The federal government has negotiated a tentative settlement agreement in a whistleblower lawsuit accusing Fluor Hanford of using federal money to lobby for funds for the HAMMER training center at Hanford, according to court documents.
Significant progress has been made in resolving the case, with a tentative settlement agreement reached but not yet approved, the U.S. Attorney's Office for the Eastern Washington District told U.S. Judge William Fremming Nielsen last week in court documents.
"The parties need a limited period of time to complete their negotiations and finalize the proposed settlement," said court documents filed by the U.S. Attorney's Office. "Specifically, the United States is in the process of seeking authority to resolve this matter for the proposed amount. The parties also need some additional time to negotiate and finalize settlement agreement language."
Nielsen, an Eastern Washington U.S. District judge, agreed to give the U.S. Attorney's Office until April 15 to either resolve the case or file a complaint against Fluor Hanford and its parent company, Fluor Corp.
In November, the Department of Justice announced it would take over a previously sealed whistleblower lawsuit accusing Fluor of improperly using federal money to lobby from 2005-08. The federal government had 120 days then to file a complaint.
Fluor said in November that it vigorously denied the allegations.
Loydene Rambo, who previously was a contracting official for HAMMER, filed the whistleblower lawsuit in 2011. Initial efforts by HAMMER to grow by marketing training to regional first responders, such as the Seattle Fire Department, were not as financially successful as planned, Rambo's court complaint said.

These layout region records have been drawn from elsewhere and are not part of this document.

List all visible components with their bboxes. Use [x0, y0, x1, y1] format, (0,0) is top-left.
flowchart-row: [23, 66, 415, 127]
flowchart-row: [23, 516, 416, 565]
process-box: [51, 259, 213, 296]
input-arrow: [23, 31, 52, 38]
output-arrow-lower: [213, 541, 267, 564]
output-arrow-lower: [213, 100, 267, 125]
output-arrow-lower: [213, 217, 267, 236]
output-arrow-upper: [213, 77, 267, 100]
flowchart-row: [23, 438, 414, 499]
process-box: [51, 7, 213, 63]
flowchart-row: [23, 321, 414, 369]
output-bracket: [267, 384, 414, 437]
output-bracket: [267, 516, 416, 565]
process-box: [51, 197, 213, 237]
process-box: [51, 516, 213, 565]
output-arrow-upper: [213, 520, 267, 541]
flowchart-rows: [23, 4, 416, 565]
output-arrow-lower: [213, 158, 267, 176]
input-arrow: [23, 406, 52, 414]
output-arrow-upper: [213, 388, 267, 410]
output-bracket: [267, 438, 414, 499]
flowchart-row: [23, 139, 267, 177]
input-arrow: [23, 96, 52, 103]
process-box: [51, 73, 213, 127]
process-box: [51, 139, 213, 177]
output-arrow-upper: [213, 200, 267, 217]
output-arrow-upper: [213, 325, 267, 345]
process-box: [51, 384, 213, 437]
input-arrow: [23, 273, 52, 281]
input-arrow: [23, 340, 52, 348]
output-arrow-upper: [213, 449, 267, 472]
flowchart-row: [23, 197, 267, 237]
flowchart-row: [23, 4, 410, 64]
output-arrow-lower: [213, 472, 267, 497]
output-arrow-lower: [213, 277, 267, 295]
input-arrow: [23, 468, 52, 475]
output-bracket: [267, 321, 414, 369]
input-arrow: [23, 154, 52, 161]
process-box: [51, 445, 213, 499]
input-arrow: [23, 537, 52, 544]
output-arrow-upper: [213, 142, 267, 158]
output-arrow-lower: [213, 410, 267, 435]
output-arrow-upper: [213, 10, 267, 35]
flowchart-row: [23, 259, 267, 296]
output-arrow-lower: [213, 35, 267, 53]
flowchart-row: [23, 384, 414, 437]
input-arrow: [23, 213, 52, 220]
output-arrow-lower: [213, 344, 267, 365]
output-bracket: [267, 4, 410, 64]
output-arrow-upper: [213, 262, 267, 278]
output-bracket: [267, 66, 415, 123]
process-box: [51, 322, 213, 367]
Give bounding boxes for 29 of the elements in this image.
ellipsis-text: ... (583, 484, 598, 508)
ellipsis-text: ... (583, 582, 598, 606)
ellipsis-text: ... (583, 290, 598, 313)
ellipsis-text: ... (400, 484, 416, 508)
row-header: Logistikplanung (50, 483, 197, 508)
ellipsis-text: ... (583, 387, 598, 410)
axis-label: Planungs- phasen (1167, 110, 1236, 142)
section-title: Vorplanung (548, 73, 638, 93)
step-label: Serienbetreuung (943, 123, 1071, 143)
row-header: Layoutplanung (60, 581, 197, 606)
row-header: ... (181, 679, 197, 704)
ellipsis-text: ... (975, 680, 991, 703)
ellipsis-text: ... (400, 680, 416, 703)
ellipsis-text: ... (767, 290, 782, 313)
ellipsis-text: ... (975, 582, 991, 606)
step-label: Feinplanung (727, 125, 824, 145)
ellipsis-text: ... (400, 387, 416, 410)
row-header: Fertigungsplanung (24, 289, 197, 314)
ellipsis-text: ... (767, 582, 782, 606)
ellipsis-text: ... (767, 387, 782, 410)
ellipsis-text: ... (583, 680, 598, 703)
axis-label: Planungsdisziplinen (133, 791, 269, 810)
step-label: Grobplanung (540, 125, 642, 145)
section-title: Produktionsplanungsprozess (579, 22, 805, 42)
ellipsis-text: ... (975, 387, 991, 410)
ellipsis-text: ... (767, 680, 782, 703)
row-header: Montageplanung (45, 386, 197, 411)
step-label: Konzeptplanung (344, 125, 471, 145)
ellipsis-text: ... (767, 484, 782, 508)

In 2005, HAMMER hired Congressional Strategies and Secure Horizons Consulting to market its training capabilities using Department of Energy money, court documents alleged. Members of Congress and federal agencies were lobbied to include additional money for HAMMER in congressional appropriations for the agencies, according to the lawsuit.
Congressional Strategies was paid $398,164, and Secure Horizons was paid $278,148, according to court documents.
However, taxpayer money for HAMMER was intended to be used for training federal emergency response personnel and first responders, not to lobby for more money, according to the Justice Department. To receive its Department of Energy contract, Fluor was required to certify it would not use federal money for lobbying, according to court documents.
Two HAMMER officials with salaries paid with federal money also lobbied for appropriations that would benefit the training center, Rambo's lawsuit alleged.
Rambo, who resigned from HAMMER, said she repeatedly raised concerns about what she saw as lobbying but was "rebuffed, threatened and abused," according to court documents.
She filed her lawsuit under the False Claims Act, which allows private parties to sue on behalf of the United States and share in any recovery. The act authorizes the Department of Justice to intervene in a False Claims Act lawsuit and take over responsibility for litigating it.